Il tenore di questi dibattiti ha dimostrato che il quadro legale del l’Assemblea Costituente sia il solo e unico luogo di discussione e di costruzione del futuro contratto sociale, a dispetto della mancanza di responsabilità da parte dell’élite politica – islamisti e oppositori, senza distinzione – sempre pronta a mobilitarsi su questioni secondarie, estremizzando tensioni già vive fino a minacciare la stessa transizione politica. Nonostante una mediatizzazione dei lavori dell’Assemblea tesa a evidenziare i comportamenti aggressivi e gli interventi tribunizi, il funzionamento di questa assemblea ha acquistato efficacia. Qualunque cosa abbiano detto i suoi detrattori che ne chiedono la dissoluzione da ottobre 2013, l’organizzazione in commissioni specializzate, in particolare la Commission des consensus, così come la preparazione a monte delle diverse versioni della costituzione, dimostrano quanto considerevole sia stato il lavoro e che la scommessa ha tutte le probabilità di essere vinta. Tale successo, ancora parziale, non può che rafforzare la fiducia dei tunisini nelle istituzioni legali e, alla fine, nello Stato che è a tutt’oggi la fonte principale delle paure, ma allo stesso tempo delle speranze della popolazione.

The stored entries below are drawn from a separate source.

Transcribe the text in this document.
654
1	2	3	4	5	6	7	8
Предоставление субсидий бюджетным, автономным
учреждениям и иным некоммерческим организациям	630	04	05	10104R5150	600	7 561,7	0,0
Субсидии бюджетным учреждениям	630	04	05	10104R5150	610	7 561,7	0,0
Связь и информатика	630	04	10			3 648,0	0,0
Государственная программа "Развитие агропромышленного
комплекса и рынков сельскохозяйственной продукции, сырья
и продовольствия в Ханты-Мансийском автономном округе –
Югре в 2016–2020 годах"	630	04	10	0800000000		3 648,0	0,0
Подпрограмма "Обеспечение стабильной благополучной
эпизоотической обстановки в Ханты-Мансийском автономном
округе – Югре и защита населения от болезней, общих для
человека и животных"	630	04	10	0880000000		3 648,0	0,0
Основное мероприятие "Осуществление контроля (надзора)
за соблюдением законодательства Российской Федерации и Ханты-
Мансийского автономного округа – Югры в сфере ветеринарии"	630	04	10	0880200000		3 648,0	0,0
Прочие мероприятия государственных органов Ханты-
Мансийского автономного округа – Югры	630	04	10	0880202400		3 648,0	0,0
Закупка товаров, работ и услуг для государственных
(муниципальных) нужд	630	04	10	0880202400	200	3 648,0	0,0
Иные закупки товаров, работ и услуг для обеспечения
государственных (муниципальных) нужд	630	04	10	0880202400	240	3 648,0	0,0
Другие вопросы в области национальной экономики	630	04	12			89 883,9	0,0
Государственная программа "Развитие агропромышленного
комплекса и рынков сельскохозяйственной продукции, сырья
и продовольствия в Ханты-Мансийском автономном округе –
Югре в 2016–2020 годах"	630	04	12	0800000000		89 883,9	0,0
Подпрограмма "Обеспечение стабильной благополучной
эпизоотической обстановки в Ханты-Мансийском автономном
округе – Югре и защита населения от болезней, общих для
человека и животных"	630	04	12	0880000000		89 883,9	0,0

In conclusione, si possono trarre due lezioni dall’esperienza della rivoluzione tunisina.
In primo luogo, essa ha contribuito a far ulteriormente vacillare il mito dell’allergia dei paesi arabo-musulmani alla democrazia. Questo mito tenace, tenuto in vita in occidente, ma anche dalle élites autoritarie di questi paesi, è stato nuovamente ravvivato dai rovesciamenti subiti dai movimenti rivoluzionari, in particolare in Egitto e in Siria. La pacifica alternanza dei poteri, la libertà d’espressione, il dibattito continuo e aperto, a volte violento, il rispetto delle istituzioni legali, la cui legittimità è stata certamente intaccata, lo stabilire regole del gioco fisse e rispettose di tutti, tutto questo contribuisce ogni giorno di più, che lo si voglia o no, a radicare la cultura democratica in terra arabo-musulmana. Per questo, e siamo alla seconda lezione della rivoluzione tunisina, non bisognerebbe dimenticare che le fragili realizzazioni di questi ultimi mesi si sono limitate al campo politico e che resta molto da fare affinché le parole “Lavoro, libertà e dignità nazionale” trovino la propria concretizzazione tramite programmi politici coerenti che abbiano una vasta approvazione popolare.
Per il momento, comunque, è meglio non guastare la “festa democratica” e sperare che la road map stabilita dal Dialogo nazionale venga effettivamente rispettata da tutti i protagonisti di questa rivoluzione.
(1) La nuova Costituzione tunisina è stata votata il 26 gennaio 2014, poco prima di mezzanotte con 200 voti a favore, 4 astensioni e 12 contrari
(2) Sempre nella serata di ieri il nuovo primo ministro Mehdi Jomaa ha annunciato la formazione del nuovo governo.